Iterations & Assertions
The San Jose Institute of Contemporary Art (ICA) presents Iterations & Assertions, a solo exhibition of works by Amy Ellingson. The exhibition focuses on a large-scale diptych painting, a site-specific 40-foot-long mural, and a three-dimensional sculptural translation of the diptych. Ellingson's complicated process involves borrowing, distorting, manipulating, and re-contextualizing simple, basic forms in order to create a complex field of information. Ellingson states of her work: "My interests lie in the practices of formal repetition, variation and mutation within limited serial networks."

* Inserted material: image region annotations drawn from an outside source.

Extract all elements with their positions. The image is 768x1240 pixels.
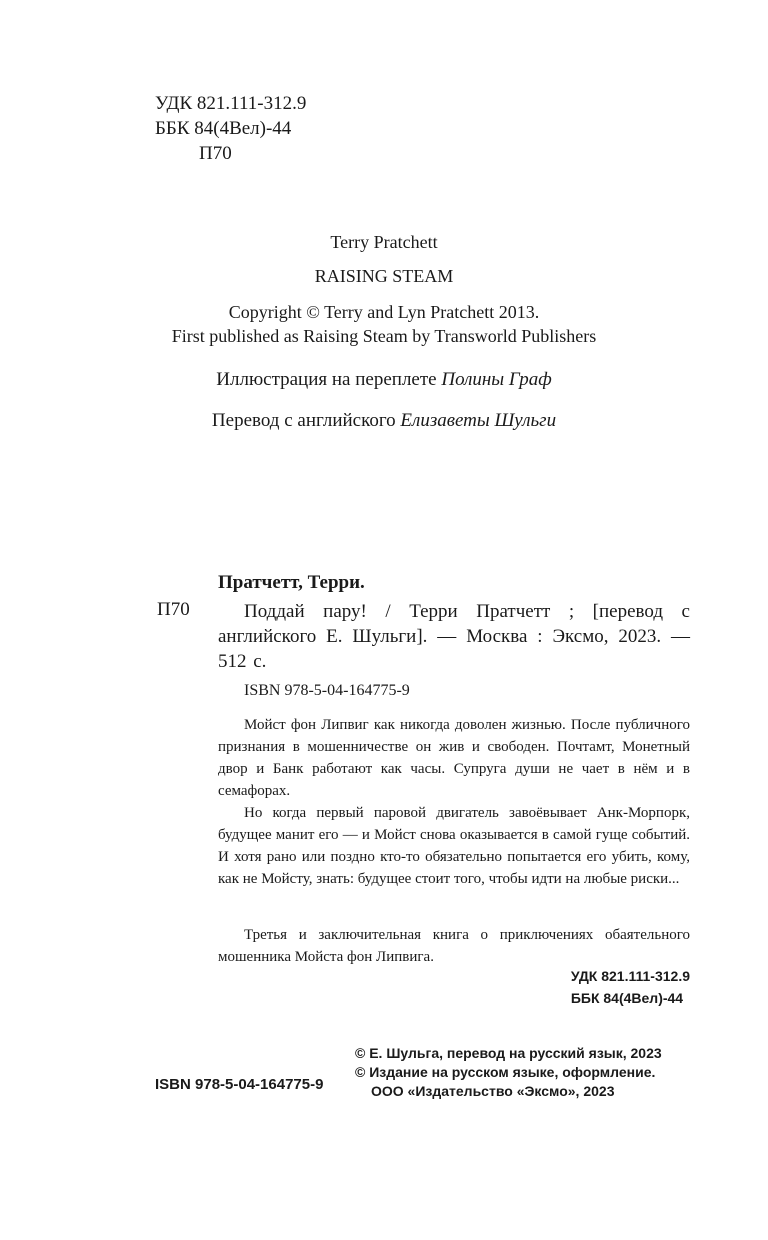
biblio-heading: Пратчетт, Терри.: [218, 572, 365, 593]
bottom-bbk: ББК 84(4Вел)-44: [570, 990, 684, 1006]
bottom-codes: [571, 965, 690, 1009]
rights-block: [355, 1044, 662, 1101]
original-author: Terry Pratchett: [330, 232, 438, 252]
series-note: [218, 924, 690, 968]
biblio-code: П70: [157, 599, 190, 620]
biblio-description: Поддай пару! / Терри Пратчетт ; [перевод с английского Е. Шульги]. — Москва : Эксмо, 2023. — 512 с.: [218, 601, 690, 672]
bottom-udk: УДК 821.111-312.9: [570, 968, 690, 984]
rights-line-1: © Е. Шульга, перевод на русский язык, 2023: [355, 1045, 662, 1061]
isbn-bottom: ISBN 978-5-04-164775-9: [155, 1076, 324, 1093]
annotation: [218, 714, 690, 890]
udk-code: УДК 821.111-312.9: [155, 93, 307, 114]
translation-prefix: Перевод с английского: [211, 410, 396, 431]
illustration-prefix: Иллюстрация на переплете: [216, 369, 437, 390]
series-note-text: Третья и заключительная книга о приключениях обаятельного мошенника Мойста фон Липвига.: [218, 927, 690, 965]
illustrator-name: Полины Граф: [441, 369, 552, 390]
copyright-line: Copyright © Terry and Lyn Pratchett 2013.: [228, 302, 540, 322]
translator-name: Елизаветы Шульги: [400, 410, 557, 431]
first-published-line: First published as Raising Steam by Transworld Publishers: [171, 326, 597, 346]
copyright-block: [0, 300, 768, 348]
original-title: RAISING STEAM: [314, 266, 454, 286]
rights-line-3: ООО «Издательство «Эксмо», 2023: [371, 1083, 615, 1099]
author-sign: П70: [199, 143, 232, 164]
classification-block: [155, 91, 306, 166]
translation-credit: [0, 410, 768, 432]
rights-line-2: © Издание на русском языке, оформление.: [355, 1064, 656, 1080]
biblio-isbn: ISBN 978-5-04-164775-9: [244, 682, 410, 699]
illustration-credit: [0, 369, 768, 391]
annotation-paragraph-1: Мойст фон Липвиг как никогда доволен жизнью. После публичного признания в мошенничестве он жив и свободен. Почтамт, Монетный двор и Банк работают как часы. Супруга души не чает в нём и в семафорах.: [218, 717, 690, 799]
annotation-paragraph-2: Но когда первый паровой двигатель завоёвывает Анк-Морпорк, будущее манит его — и Мойст снова оказывается в самой гуще событий. И хотя рано или поздно кто-то обязательно попытается его убить, кому, как не Мойсту, знать: будущее стоит того, чтобы идти на любые риски...: [218, 805, 690, 887]
bbk-code: ББК 84(4Вел)-44: [155, 118, 292, 139]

Ellingson's artwork explores the dichotomy between the lightning-fast processes of digital technologies and the time-intensive methods of traditional painting and drawing. Currently, she has begun to experiment with ideas that expand her methodologies, introducing elements and processes that are more unexpected and uncontrolled, resulting in a more fluid process between the digital and traditional.
For this exhibition, the diptych, Variation: Apparent Reflectional Symmetry, Part I & II, sets the tone for a backward/forward, upside-down/inside-out experience of perception. This large-scale oil and encaustic painting spans an immersive 28 feet. Ellingson executes a site-specific mural on the opposite wall of the gallery that extends nearly 40 feet. The mural is conceived as a "wireframe" interpretation in subtle tones of grey of the imagery in the painting. Ellingson's sculptural translation of her paintings, comprised of encaustic castings, reflects raw imaginings that, Ellingson says, resemble "artifacts, or debris, liberated from the vertical plane."